El UAE Team Emirates – XRG tiene claro que en la Milano-Sanremo no basta con que Tadej Pogacar sea fuerte: el verdadero desafío es superar a quien mejor lo ha entendido en carrera, Mathieu van der Poel. Así lo dejó ver Joxean Matxin, uno de los responsables del equipo, al analizar el duelo que vuelve a marcar la clásica italiana.
Respeto y rivalidad en equilibrio
Desde dentro del UAE no esconden la admiración por el neerlandés. Matxin lo explicó con claridad: “Van der Poel siempre se mantiene fiel a sí mismo”, destacándolo además como un “rival digno”. Y fue más allá al subrayar el respeto mutuo: es “un rival respetuoso, respetado por nosotros, que siempre compite de la manera más deportiva posible”.
Sin embargo, ese reconocimiento no suaviza la competencia. “Y si alguna vez tenemos que vencerlo, que sea de la misma manera”, añadió, dejando claro que el objetivo es derrotarlo en igualdad de condiciones.
Una diferencia mínima pero decisiva
En los últimos años, Pogacar ha estado muy cerca de conquistar la Milano-Sanremo, pero pequeños detalles han marcado la diferencia. Para Matxin, la clave está en un ajuste casi imperceptible: “Pogacar puede ganar si aumenta ese 1%”.
El esloveno ha demostrado su capacidad para endurecer la carrera, especialmente en ascensos como la Cipressa, pero transformar ese desgaste en una ventaja definitiva sigue siendo su gran reto.
El corredor que descifra a Pogacar
En ese contexto aparece Van der Poel como el factor determinante. Matxin lo resumió con una frase contundente: “Tiene el número de Tadej, conoce su propio juego”. Esa capacidad para anticipar y responder a los movimientos de Pogacar ha sido clave en sus enfrentamientos recientes.
Además, no se trata solo de táctica. “Es un corredor importante en el ciclismo profesional, que genera mucha expectativa, igual que Tadej”, afirmó, destacando el peso de ambos como figuras centrales del pelotón.
Sanremo, una carrera impredecible
La estructura de la Milano-Sanremo hace aún más complejo romper la igualdad. “Vencerlo en una carrera como la Milano-Sanremo es muy difícil”, explicó Matxin, señalando que el recorrido limita las diferencias y favorece finales ajustados.
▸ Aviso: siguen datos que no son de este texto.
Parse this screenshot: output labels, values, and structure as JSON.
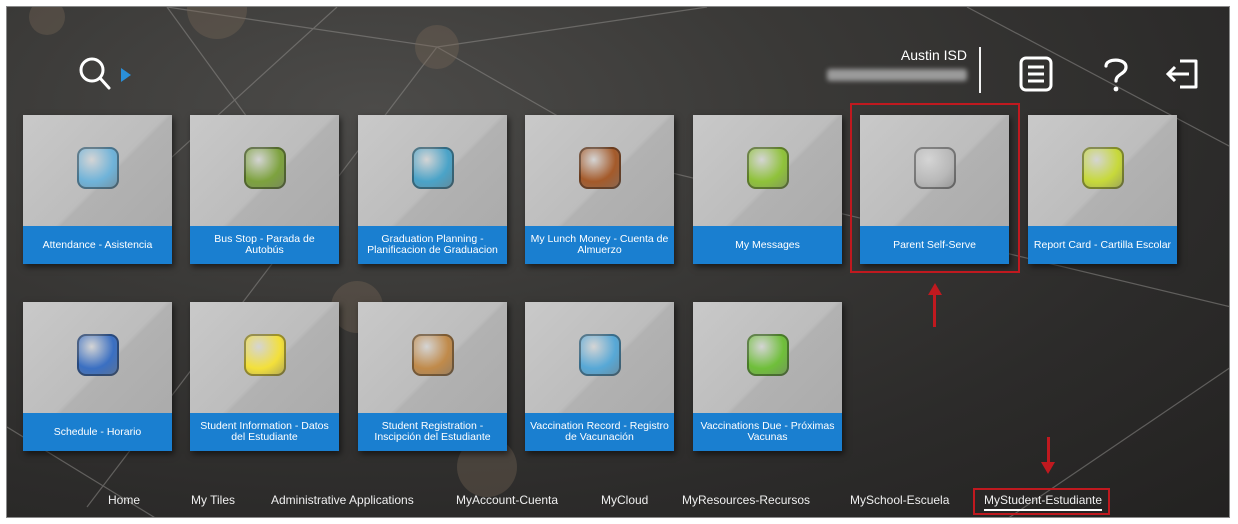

Incluso cuando la carrera se selecciona, los últimos kilómetros suelen premiar a quienes tienen mayor capacidad de recuperación y definición, un terreno donde Van der Poel ha sabido imponerse.
El objetivo sigue intacto
A pesar de todo, en el UAE no cambian el enfoque. “Intentaremos revertir el resultado este año”, aseguró Matxin.
El reto está planteado: Pogacar ya sabe cómo endurecer la carrera, pero necesita encontrar ese pequeño margen que le permita superar al único rival que, hasta ahora, ha sabido resistirle en los momentos clave.